Do results of survival analysis only pertain to the observations analyzed?
Hey guys, so I taught myself time-to-event analysis recently and I need some help understanding it. I made some Kaplan-Meier survival curves.
Sure, the number of observations within each node is small but let’s pretend that I have plenty.
K <- HF %>% filter(serum_creatinine <= 1.8, ejection_fraction <= 25) ## Call: survfit(formula = Surv(time, DEATH_EVENT) ~ 1, data = K) ## ## time n.risk n.event survival std.err lower 95% CI upper 95% CI ## 20 36 5 0.881 0.0500 0.788 0.985 ## 45 33 3 0.808 0.0612 0.696 0.937 ## 60 31 3 0.734 0.0688 0.611 0.882 ## 80 23 6 0.587 0.0768 0.454 0.759 ## 100 17 1 0.562 0.0776 0.429 0.736 ## 110 17 0 0.562 0.0776 0.429 0.736 ## 120 16 1 0.529 0.0798 0.393 0.711 ## 130 14 0 0.529 0.0798 0.393 0.711 ## 140 14 0 0.529 0.0798 0.393 0.711 ## 150 13 1 0.488 0.0834 0.349 0.682
If someone were to ask me about the third node, would the following statements be valid?:
For any new patient that walks into this hospital with <= 1.8 in Serum_Creatine & <= 25 in Ejection Fraction, their probability of survival is 53% after 140 days.

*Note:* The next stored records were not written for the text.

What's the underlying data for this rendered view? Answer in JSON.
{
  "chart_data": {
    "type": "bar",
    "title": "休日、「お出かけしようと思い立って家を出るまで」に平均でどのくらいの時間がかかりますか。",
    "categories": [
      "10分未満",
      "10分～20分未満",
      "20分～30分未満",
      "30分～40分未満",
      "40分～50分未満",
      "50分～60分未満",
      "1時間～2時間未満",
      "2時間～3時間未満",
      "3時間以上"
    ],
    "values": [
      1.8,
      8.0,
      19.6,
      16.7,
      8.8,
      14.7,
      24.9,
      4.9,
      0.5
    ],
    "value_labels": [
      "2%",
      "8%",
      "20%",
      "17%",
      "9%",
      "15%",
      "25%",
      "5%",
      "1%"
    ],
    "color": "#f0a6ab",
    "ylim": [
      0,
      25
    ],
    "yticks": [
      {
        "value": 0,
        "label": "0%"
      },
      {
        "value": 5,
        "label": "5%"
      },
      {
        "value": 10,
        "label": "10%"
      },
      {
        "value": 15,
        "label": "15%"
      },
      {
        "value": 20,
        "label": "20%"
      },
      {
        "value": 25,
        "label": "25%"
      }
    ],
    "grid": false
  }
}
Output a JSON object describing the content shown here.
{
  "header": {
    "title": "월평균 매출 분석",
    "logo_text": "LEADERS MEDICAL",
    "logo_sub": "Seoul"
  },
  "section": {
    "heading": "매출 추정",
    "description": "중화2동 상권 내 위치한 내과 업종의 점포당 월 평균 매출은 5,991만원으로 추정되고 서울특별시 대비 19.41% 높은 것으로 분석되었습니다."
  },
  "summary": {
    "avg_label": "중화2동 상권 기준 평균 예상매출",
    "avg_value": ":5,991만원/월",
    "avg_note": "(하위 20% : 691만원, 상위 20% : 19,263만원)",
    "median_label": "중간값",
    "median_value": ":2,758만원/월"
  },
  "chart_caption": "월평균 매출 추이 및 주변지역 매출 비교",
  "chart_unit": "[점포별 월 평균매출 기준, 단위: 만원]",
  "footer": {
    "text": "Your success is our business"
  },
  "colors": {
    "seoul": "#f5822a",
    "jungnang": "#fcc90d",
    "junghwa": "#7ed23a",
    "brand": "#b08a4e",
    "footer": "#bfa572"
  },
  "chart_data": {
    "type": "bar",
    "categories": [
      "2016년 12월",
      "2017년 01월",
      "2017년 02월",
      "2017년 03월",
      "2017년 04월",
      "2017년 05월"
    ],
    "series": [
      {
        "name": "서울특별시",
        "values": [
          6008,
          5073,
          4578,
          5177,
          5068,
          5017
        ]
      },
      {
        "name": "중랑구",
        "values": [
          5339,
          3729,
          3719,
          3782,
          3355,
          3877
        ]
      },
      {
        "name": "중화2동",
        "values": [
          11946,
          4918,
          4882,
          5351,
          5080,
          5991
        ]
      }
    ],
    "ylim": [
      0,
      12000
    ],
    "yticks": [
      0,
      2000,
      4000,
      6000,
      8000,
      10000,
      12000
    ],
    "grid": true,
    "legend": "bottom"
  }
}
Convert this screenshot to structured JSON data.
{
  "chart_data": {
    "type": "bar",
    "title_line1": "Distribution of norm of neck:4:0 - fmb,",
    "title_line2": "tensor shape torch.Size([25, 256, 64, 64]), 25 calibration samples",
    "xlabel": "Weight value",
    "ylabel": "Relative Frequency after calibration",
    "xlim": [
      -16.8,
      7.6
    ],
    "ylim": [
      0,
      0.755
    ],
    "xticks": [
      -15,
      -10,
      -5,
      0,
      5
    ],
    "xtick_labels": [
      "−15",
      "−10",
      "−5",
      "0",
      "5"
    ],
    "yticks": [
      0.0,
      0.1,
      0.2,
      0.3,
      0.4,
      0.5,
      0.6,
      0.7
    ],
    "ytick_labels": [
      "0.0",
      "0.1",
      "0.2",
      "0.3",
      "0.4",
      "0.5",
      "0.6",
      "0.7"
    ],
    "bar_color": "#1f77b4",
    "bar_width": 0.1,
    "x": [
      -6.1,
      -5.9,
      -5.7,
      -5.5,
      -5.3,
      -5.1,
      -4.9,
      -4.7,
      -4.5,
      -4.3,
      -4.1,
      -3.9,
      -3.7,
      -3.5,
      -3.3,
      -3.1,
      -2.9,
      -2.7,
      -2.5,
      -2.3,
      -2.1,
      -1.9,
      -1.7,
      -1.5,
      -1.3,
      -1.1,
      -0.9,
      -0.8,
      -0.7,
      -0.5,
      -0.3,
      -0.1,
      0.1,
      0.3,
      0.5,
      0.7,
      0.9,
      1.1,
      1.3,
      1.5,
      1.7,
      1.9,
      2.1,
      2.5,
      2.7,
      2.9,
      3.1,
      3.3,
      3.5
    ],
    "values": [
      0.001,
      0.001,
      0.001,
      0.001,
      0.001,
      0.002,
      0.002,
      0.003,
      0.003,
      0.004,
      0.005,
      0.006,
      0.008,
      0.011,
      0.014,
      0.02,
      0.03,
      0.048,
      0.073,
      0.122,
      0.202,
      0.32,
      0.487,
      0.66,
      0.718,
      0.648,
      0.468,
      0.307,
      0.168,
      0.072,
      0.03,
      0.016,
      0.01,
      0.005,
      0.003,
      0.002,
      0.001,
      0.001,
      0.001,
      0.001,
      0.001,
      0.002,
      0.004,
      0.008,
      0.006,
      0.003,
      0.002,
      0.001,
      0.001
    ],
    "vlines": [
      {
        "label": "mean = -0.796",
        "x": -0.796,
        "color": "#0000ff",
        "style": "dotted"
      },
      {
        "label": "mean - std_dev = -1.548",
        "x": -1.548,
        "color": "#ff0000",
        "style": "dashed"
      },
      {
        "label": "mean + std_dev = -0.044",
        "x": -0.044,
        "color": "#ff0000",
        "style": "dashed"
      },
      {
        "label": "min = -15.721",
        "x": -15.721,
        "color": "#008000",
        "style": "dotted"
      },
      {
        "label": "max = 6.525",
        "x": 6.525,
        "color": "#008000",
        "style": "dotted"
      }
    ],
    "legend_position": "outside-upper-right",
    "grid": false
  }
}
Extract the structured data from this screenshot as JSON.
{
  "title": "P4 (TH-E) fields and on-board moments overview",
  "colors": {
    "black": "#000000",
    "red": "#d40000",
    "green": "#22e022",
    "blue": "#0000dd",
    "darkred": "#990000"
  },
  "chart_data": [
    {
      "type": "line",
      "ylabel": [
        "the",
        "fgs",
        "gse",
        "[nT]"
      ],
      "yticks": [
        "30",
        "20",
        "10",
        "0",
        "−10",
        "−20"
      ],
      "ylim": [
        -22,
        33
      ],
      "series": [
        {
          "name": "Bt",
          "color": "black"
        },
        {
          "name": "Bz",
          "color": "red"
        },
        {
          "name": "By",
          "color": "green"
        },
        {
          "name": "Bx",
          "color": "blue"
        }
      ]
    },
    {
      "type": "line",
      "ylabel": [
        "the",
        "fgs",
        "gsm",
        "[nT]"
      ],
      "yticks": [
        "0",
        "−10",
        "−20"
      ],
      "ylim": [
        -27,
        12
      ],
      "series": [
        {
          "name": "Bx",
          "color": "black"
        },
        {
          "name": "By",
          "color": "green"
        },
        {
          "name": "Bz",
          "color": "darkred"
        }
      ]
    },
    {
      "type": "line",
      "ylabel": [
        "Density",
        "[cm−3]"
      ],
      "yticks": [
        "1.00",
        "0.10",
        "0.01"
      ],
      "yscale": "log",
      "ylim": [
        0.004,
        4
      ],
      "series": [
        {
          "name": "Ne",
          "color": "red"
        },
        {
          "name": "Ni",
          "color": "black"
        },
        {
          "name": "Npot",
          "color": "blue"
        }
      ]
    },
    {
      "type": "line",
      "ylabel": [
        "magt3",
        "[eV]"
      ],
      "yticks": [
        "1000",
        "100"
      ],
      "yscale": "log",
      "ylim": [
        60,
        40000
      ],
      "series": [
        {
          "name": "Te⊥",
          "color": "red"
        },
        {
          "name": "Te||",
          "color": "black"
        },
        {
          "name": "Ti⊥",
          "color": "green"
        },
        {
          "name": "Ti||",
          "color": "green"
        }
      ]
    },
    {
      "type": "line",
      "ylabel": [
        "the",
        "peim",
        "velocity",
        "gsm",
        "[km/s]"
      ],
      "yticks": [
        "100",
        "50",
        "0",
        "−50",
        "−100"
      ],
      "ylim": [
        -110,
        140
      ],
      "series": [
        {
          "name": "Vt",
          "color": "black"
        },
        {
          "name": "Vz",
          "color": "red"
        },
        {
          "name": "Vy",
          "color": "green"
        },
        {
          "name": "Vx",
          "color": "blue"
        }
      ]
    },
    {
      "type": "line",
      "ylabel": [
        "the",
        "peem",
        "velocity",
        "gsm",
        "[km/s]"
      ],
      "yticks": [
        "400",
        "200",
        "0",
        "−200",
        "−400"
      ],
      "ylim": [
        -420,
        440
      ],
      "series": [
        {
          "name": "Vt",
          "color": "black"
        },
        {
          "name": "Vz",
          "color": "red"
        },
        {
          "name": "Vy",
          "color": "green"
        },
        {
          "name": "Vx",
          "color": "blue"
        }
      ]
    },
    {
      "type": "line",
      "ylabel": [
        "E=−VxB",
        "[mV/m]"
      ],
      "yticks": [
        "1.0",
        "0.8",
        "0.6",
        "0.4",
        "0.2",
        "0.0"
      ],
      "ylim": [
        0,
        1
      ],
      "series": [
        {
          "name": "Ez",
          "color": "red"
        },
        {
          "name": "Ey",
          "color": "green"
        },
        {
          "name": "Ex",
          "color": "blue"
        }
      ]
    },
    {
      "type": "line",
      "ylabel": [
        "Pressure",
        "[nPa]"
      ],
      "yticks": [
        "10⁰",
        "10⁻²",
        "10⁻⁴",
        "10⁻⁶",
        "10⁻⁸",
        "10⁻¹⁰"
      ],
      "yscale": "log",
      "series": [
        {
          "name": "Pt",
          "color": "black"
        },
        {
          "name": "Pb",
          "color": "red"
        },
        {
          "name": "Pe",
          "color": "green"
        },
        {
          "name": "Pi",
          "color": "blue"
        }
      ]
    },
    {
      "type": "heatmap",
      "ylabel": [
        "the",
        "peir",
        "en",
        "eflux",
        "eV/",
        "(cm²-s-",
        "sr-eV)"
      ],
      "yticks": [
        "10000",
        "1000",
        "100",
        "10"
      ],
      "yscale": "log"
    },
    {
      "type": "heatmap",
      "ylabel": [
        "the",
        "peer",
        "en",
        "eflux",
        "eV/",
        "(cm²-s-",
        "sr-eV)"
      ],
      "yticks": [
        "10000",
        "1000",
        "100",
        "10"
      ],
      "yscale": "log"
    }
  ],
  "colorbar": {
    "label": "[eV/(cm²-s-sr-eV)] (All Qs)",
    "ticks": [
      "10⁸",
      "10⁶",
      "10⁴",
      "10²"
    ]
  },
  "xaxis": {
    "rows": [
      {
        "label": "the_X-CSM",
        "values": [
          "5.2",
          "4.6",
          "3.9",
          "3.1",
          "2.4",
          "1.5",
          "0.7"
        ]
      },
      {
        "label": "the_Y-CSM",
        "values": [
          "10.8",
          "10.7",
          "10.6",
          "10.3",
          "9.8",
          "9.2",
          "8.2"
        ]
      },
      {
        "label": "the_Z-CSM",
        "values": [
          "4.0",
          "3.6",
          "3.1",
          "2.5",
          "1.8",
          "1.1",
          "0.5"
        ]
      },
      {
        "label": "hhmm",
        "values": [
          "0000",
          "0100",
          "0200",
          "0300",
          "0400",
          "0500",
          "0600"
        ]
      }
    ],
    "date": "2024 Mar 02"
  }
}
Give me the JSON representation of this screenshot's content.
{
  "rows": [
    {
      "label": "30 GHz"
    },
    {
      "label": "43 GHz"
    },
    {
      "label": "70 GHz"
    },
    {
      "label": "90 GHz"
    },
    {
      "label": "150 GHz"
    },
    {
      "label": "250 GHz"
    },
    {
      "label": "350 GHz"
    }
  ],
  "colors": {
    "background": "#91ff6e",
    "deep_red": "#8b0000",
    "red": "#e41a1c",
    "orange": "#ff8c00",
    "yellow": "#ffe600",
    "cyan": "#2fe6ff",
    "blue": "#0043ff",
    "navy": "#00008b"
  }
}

The survival distributions for the samples analyzed, and no other future incoming samples, are visualized above.
I want to make sure these statements are correct.
I would also like to know if logistic regression could be used to predict the binary variable
DEATH_EVENT? Since the
TIME variable contributes to how much weight one patient’s death at 20 days has over another patient’s death at 175 days, I understand that this needs to be accounted for.
If logistic regression can be used, does that imply anything over keeping/removing variable
Solution – 1
Here are some thoughts:
Logistic regression is not appropriate in your case. As it is not the correct method for time to event analysis.
If the clinical outcome observed is “either-or,” such as if a patient suffers an MI or not, logistic regression can be used.
However, if the information on the time to MI is the observed outcome, data are analyzed using statistical methods for survival analysis.
Text from here
If you want to use a regression model in survival analysis then you should use a COX PROPORTIONAL HAZARDS MODEL. To understand the difference of a Kaplan-Meier analysis and Cox proportional hazards model you should understand both of them.
The next step would be to understand what is a univariable in contrast to a multivariable Cox proportional hazard model.
At the end you should understand all 3 methods(Kaplan-Meier, Cox univariable and Cox multivariable) then you can answer your question if this is a valid statement:
- For any new patient that walks into this hospital with <= 1.8 in Serum_Creatine & <= 25 in Ejection Fraction, their probability of survival is 53% after 140 days.
There is nothing wrong to state the results of a subgroup of a Kaplan-Meier method. But it has a different value if the statement comes from a multivariable Cox regression analysis.